Alors comme je me suis dit que je ne pouvais pas vous parler que des églises non plus, je me suis donc dit que j'allais vous parler cette fois-ci d'une rotonde. En fait, comme déjà mentionné dans diverses publies, des rotondes romanes, il en reste 3 de bouts debout à Prague, celle de St Martin à "Vyšehrad", celle de St Longin (à l'origine St Etienne, cf. ma publie), et celle de la Ste Croix mineure, que je m'en vais vous en parler de aujourd'hui. Je l'avais déjà souvent mentionnée dans plusieurs publies aussi, mais j'attendais d'en avoir quelques photos de l'intérieur avant d'un faire un article complet, ce qui prit un peu de temps, compte tenu du fait (souvent mentionné toujours) que les églises de Prague (en dehors des 5 plus courues) sont plutôt fermées qu'ouvertes. Certes, cela va un peu à l'encontre de la volonté d'à bon dieu, mais chaque gérant est libre de conduire sa franchise comme il l'entend, aussi ici, les maisons d'à bon dieu sont ouvertes à tous, sauf lorsqu'elles sont fermées. Ma patience fut cependant récompensée, puisque grâce à la rave party organisée début décembre 2010 par le curé de la paroisse pour la St Nicolas des petits enfants, j'ai pu m'introduire dans le lieu saint et prendre quelques clichés. Hourra...

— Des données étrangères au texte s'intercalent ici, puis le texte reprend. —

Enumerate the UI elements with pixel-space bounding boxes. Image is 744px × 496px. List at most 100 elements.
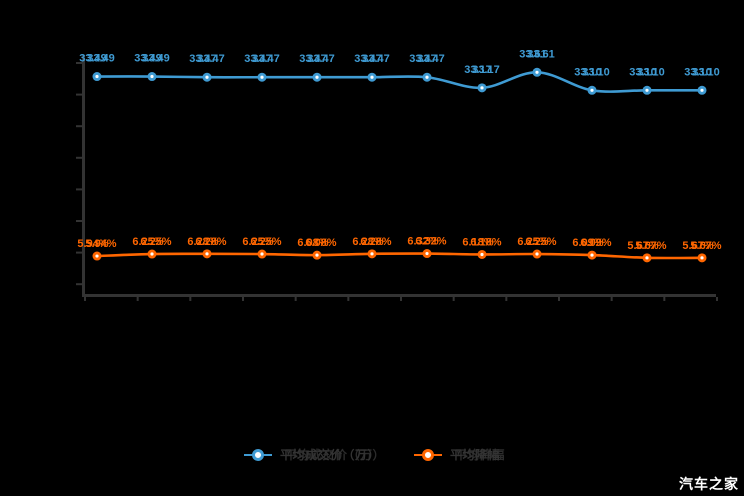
x-axis-tick <box>84 297 86 301</box>
data-point-label: 6.25% <box>517 236 548 248</box>
legend-item-avg-price: 平均成交价（万） <box>243 446 380 463</box>
data-point-label: 33.10 <box>637 66 665 78</box>
data-point-marker-center <box>645 88 649 92</box>
data-point-marker-center <box>590 253 594 257</box>
data-point-marker-center <box>95 74 99 79</box>
data-point-label: 33.47 <box>252 53 280 65</box>
x-axis-tick <box>610 297 613 301</box>
series-line <box>96 70 702 93</box>
y-axis-tick <box>76 62 82 64</box>
data-point-label: 6.28% <box>360 236 391 248</box>
legend-marker-orange-icon <box>414 448 442 461</box>
y-axis-tick <box>76 156 82 159</box>
data-point-marker-center <box>260 252 264 256</box>
data-point-label: 33.61 <box>527 48 555 60</box>
x-axis-tick <box>347 297 350 301</box>
data-point-label: 6.09% <box>580 237 611 249</box>
data-point-label: 5.94% <box>85 238 116 250</box>
data-point-label: 6.08% <box>297 237 328 249</box>
data-point-label: 33.47 <box>189 53 217 65</box>
data-point-marker-center <box>480 86 484 90</box>
legend-marker-blue-icon <box>243 448 272 461</box>
x-axis-tick <box>294 297 297 301</box>
data-point-label: 33.17 <box>464 64 492 76</box>
legend-label-avg-discount: 平均降幅 <box>450 448 501 462</box>
data-point-label: 6.25% <box>525 236 556 248</box>
data-point-label: 6.18% <box>462 236 493 248</box>
data-point-label: 33.47 <box>299 53 327 65</box>
y-axis-tick <box>76 188 82 191</box>
data-point-marker-center <box>315 253 319 257</box>
data-point-label: 33.47 <box>307 53 335 65</box>
y-axis <box>82 55 85 297</box>
data-point-marker-center <box>150 74 154 79</box>
data-point-label: 33.49 <box>79 53 107 65</box>
data-point-label: 33.47 <box>197 53 225 65</box>
data-point-marker-center <box>205 252 209 256</box>
data-point-label: 33.47 <box>409 53 437 65</box>
x-axis-tick <box>716 297 718 301</box>
x-axis <box>84 294 716 297</box>
x-axis-tick <box>663 297 666 301</box>
data-point-label: 5.67% <box>627 240 658 252</box>
data-point-marker-center <box>535 70 539 74</box>
data-point-label: 5.67% <box>690 240 721 252</box>
legend-label-avg-price: 平均成交价（万） <box>279 448 380 462</box>
data-point-marker-center <box>700 88 704 92</box>
data-point-marker-center <box>425 251 429 256</box>
legend-item-avg-discount: 平均降幅 <box>414 446 500 463</box>
data-point-label: 33.49 <box>87 53 115 65</box>
data-point-label: 33.17 <box>472 64 500 76</box>
data-point-label: 6.32% <box>415 236 446 248</box>
data-point-label: 6.08% <box>305 237 336 249</box>
data-point-marker-center <box>645 256 649 260</box>
x-axis-tick <box>505 297 508 301</box>
series-avg-discount: 5.94%5.94% 6.25%6.25% 6.28%6.28% 6.25%6.25%… <box>77 236 722 263</box>
data-point-label: 33.61 <box>519 48 547 60</box>
data-point-label: 6.25% <box>132 236 163 248</box>
data-point-label: 6.25% <box>140 236 171 248</box>
legend: 平均成交价（万） 平均降幅 <box>0 446 744 463</box>
data-point-label: 6.25% <box>242 236 273 248</box>
data-point-label: 33.49 <box>142 53 170 65</box>
data-point-label: 33.10 <box>582 66 610 78</box>
data-point-marker-center <box>535 252 539 256</box>
data-point-marker-center <box>370 75 374 79</box>
data-point-marker-center <box>95 254 99 258</box>
x-axis-tick <box>136 297 139 301</box>
y-axis-tick <box>76 220 82 222</box>
data-point-label: 6.28% <box>187 236 218 248</box>
x-axis-tick <box>452 297 455 301</box>
data-point-label: 33.10 <box>574 66 602 78</box>
data-point-marker-center <box>260 75 264 79</box>
y-axis-tick <box>76 283 82 286</box>
x-axis-tick <box>242 297 244 301</box>
data-point-marker-center <box>205 75 209 79</box>
data-point-label: 5.67% <box>682 240 713 252</box>
data-point-label: 33.47 <box>354 53 382 65</box>
data-point-label: 6.25% <box>250 236 281 248</box>
data-point-label: 33.10 <box>629 66 657 78</box>
x-axis-tick <box>400 297 402 301</box>
data-point-label: 33.47 <box>362 53 390 65</box>
data-point-marker-center <box>315 75 319 79</box>
x-axis-tick <box>189 297 192 301</box>
data-point-label: 33.10 <box>692 66 720 78</box>
data-point-label: 6.32% <box>407 236 438 248</box>
data-point-label: 6.18% <box>470 236 501 248</box>
series-line <box>96 252 703 260</box>
data-point-label: 33.47 <box>244 53 272 65</box>
watermark-autohome-logo: 汽车之家 <box>679 476 739 492</box>
data-point-label: 5.67% <box>635 240 666 252</box>
data-point-marker-center <box>370 252 374 256</box>
data-point-marker-center <box>425 75 429 79</box>
data-point-label: 33.10 <box>684 66 712 78</box>
data-point-marker-center <box>480 252 484 257</box>
data-point-label: 6.09% <box>572 237 603 249</box>
data-point-label: 6.28% <box>352 236 383 248</box>
data-point-label: 33.49 <box>134 53 162 65</box>
y-axis-tick <box>76 125 82 128</box>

L'origine du nom ("Rotunda sv. Kříže Menšího" Ste Croix mineure, mais aussi "Rotunda nalezení Sv.Kříže" découverte de la Ste Croix) vient de la fameuse découverte de la Ste Croix (parfois appelée "Vraie Croix", par opposition aux copies made in China) faite par Ste Hélène, mère de l'empereur Constantin, un matin du 3 mai 326 alors qu'elle grattait le sol se sa canne à la recherche de truffe noire du père Igor à Jérusalem (lisez l'histoire détaillée dans wikipédia). L'édifice tchèque fut curieusement appelé Ste Croix mineure, afin de ne pas le confondre non pas avec les (au moins) 2 autres églises de la Ste Croix, celle de "Na příkopě" (Prague 1) et celle de "Žižkov" (Prague 3), mais pour ne pas le confondre avec l'église de la Ste Croix majeure, la vraie, celle que Jésus découvrit la passion dessus, l'église aujourd'hui disparue du monastère des croisés au coeur rouge ("Ordo crucigerorum cum rubeo Corde", d'origine PLonaise) à la limite de la ville juive.

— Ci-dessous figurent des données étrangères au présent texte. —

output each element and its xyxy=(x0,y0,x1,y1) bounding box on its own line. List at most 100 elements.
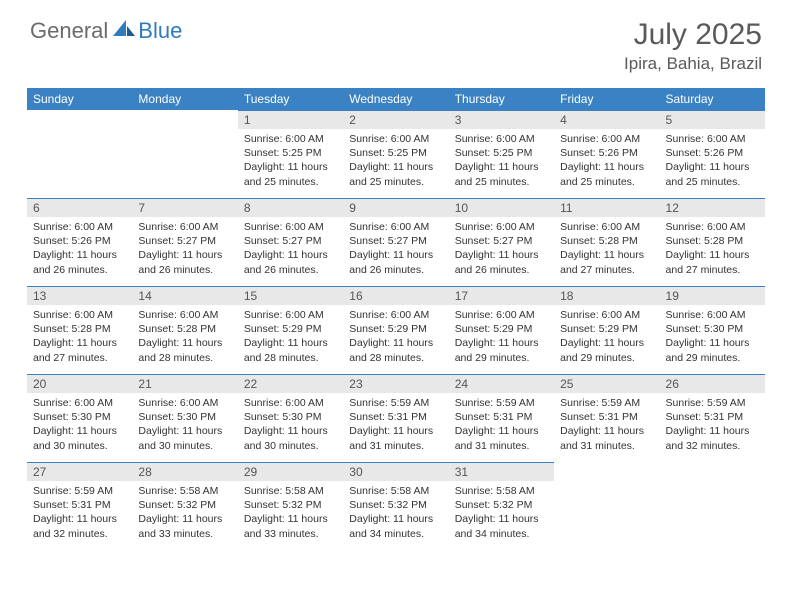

Eh oui, parce que selon la légende, le nom de "Ste Croix mineure" proviendrait d'une autre croix que celle de Jésus passionné. Le nom proviendrait de qu'il était une fois, il y a long-longtemps très longtemps, au tout début de la ville de Prague, alors que cette dernière n'était encore qu'un magma de cahutes primitives en bois, habitées par des païens vivant de la chasse et de la cueillette, en ce temps donc, il était une fois une jeune fille (un peu bête) qui voulut prendre pour foi la religion chrétienne, considérée alors comme hérétique par les populations locales polythéistes. Les parents comme les voisins essayèrent en vain de l'en dissuader (la jeune fille), que Jésus, Marie, Joseph, c'était bien loin des "Perun, Dažbog, Mokoš et Svarog" adorés par les ancêtres, et que malgré la puberté, le hachich et Facebook à la télé, fallait qu'elle arrête ses conneries et revienne dans le droit chemin du paganisme. Mais rien n'y faisait, l'entêtée voulait le baptême sur la tête comme l'âne le coup de pied au cul. Alors une fois convertie, les parents de la petite sotte fabriquèrent fissa une croix improvisée, et le soir d'une nuit obscure sans lune profitant de l'opacité des ténèbres tout noirs, ils clouèrent la nigaude dessus, et jetèrent le tout dans l'étang qui se trouvait là en ces temps, mais plus maintenant. Le lendemain, le miracle se produisit. La croix flottait debout sur l'eau de l'étang, le macchab mort en proue, comme si une force mystérieuse soutenait ce funèbre tableau hors des flots. Alors les rustiques vidèrent l'étang, enterrèrent la crucifiée selon le rite catholique qu'ils avaient googlé auparavant pour savoir comment faire, et remblayèrent le tout de gravats afin que le morbide machin ne remonte plus à la surface les nuits de pleine lune lorsque les loups hurlent leur désespoir dans le zoo de Prague. Plus tard, c'est sur cet emplacement que l'on construisit notre rotonde de la Ste Croix mineure. Et plus tard encore, au XVII ème siècle, lors des restaurations de la rotonde, les archéologues (encore que, au XVII ème siècle les archéologues n'avaient pas encore été inventés) découvrirent dans leurs fouilles une vraie croix en bois, toute pourrie, sous les fondations de l'édifice (cf. "Jan Florián Hammerschmidt, Prodromus gloriae Pragenae (1723): Die 12. Maji, in hac Ecclesiola sub terra inventum est magnus Crucifixus.").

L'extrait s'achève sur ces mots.